Назавтра озеро оказалось перерезано двумя кривыми ломаными линиями – толстая крепкая ледяная кора, похожая на крышку застывшего жира над черным бульоном, прорвалась и лопнула, и от острова к берегу змеились теперь два бездонных скользких разлома, начинавшихся в одной точке, почти у самых наших мостков, и разбегавшихся на другой стороне всё дальше и дальше друг от друга, как взбесившаяся колея.

– Началось, значит, – задумчиво произнес папа, перегибаясь через край нависших надо льдом досок и глядя вниз. – Рановато что-то, а, Серёг? Я думал, у нас есть еще недели три-четыре.

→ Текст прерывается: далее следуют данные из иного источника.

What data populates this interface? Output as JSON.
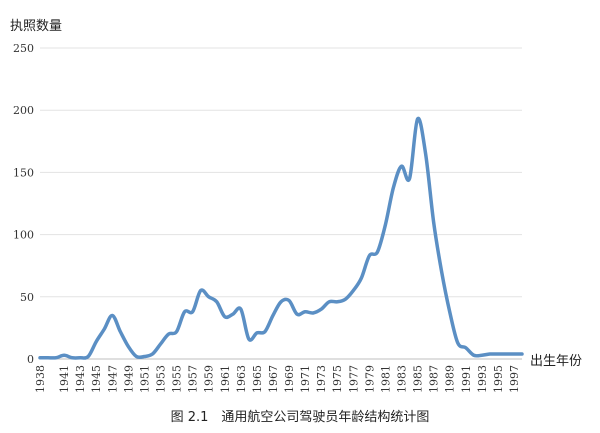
{
  "caption": "图 2.1　通用航空公司驾驶员年龄结构统计图",
  "chart_data": {
    "type": "line",
    "title": "",
    "ylabel": "执照数量",
    "xlabel": "出生年份",
    "ylim": [
      0,
      250
    ],
    "xlim": [
      1938,
      1998
    ],
    "yticks": [
      0,
      50,
      100,
      150,
      200,
      250
    ],
    "xticks": [
      1938,
      1941,
      1943,
      1945,
      1947,
      1949,
      1951,
      1953,
      1955,
      1957,
      1959,
      1961,
      1963,
      1965,
      1967,
      1969,
      1971,
      1973,
      1975,
      1977,
      1979,
      1981,
      1983,
      1985,
      1987,
      1989,
      1991,
      1993,
      1995,
      1997
    ],
    "grid": true,
    "line_color": "#5b8fc4",
    "series": [
      {
        "x": [
          1938,
          1939,
          1940,
          1941,
          1942,
          1943,
          1944,
          1945,
          1946,
          1947,
          1948,
          1949,
          1950,
          1951,
          1952,
          1953,
          1954,
          1955,
          1956,
          1957,
          1958,
          1959,
          1960,
          1961,
          1962,
          1963,
          1964,
          1965,
          1966,
          1967,
          1968,
          1969,
          1970,
          1971,
          1972,
          1973,
          1974,
          1975,
          1976,
          1977,
          1978,
          1979,
          1980,
          1981,
          1982,
          1983,
          1984,
          1985,
          1986,
          1987,
          1988,
          1989,
          1990,
          1991,
          1992,
          1993,
          1994,
          1995,
          1996,
          1997,
          1998
        ],
        "y": [
          1,
          1,
          1,
          3,
          1,
          1,
          2,
          14,
          24,
          35,
          22,
          10,
          2,
          2,
          4,
          12,
          20,
          22,
          38,
          38,
          55,
          50,
          46,
          34,
          36,
          40,
          16,
          21,
          22,
          35,
          46,
          47,
          36,
          38,
          37,
          40,
          46,
          46,
          48,
          55,
          65,
          83,
          86,
          108,
          138,
          155,
          145,
          193,
          165,
          110,
          70,
          38,
          13,
          9,
          3,
          3,
          4,
          4,
          4,
          4,
          4
        ]
      }
    ]
  }
}
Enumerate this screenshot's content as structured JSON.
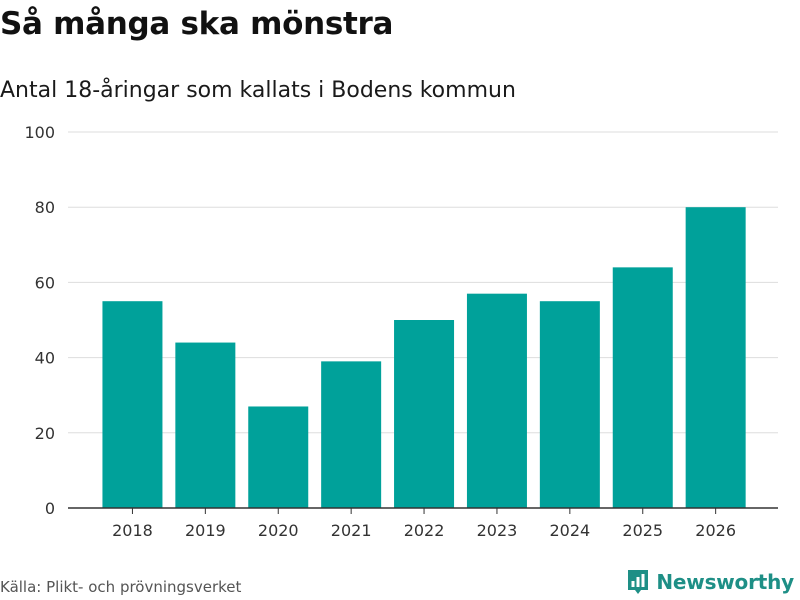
{
  "header": {
    "title": "Så många ska mönstra",
    "subtitle": "Antal 18-åringar som kallats i Bodens kommun"
  },
  "footer": {
    "source": "Källa: Plikt- och prövningsverket",
    "brand": "Newsworthy",
    "brand_icon": "bar-chart-logo-icon"
  },
  "colors": {
    "bar": "#00a19a",
    "brand": "#1e8f86",
    "grid": "#dddddd",
    "axis": "#333333",
    "text": "#333333"
  },
  "chart_data": {
    "type": "bar",
    "categories": [
      "2018",
      "2019",
      "2020",
      "2021",
      "2022",
      "2023",
      "2024",
      "2025",
      "2026"
    ],
    "values": [
      55,
      44,
      27,
      39,
      50,
      57,
      55,
      64,
      80
    ],
    "title": "Så många ska mönstra",
    "subtitle": "Antal 18-åringar som kallats i Bodens kommun",
    "xlabel": "",
    "ylabel": "",
    "ylim": [
      0,
      100
    ],
    "yticks": [
      0,
      20,
      40,
      60,
      80,
      100
    ],
    "ytick_labels": [
      "0",
      "20",
      "40",
      "60",
      "80",
      "100"
    ],
    "grid": true,
    "legend": "none"
  }
}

– А в чём дело-то? – сказал Лёня беззаботно. – Ну, весна. Лодка у нас есть. Лёд сойдет – поплаваем.

– Это озеро, а не река, – хмуро ответил папа. – Течения нет. Льду деваться некуда, пока сам не растает, так что всё будет долго. Несколько недель – ну, может, две или три – по льду можно будет ходить, если осторожно. И сети наши постоят еще. А потом здесь будет каша, понял? Лодку твою раздавит как скорлупу. Сети потонут.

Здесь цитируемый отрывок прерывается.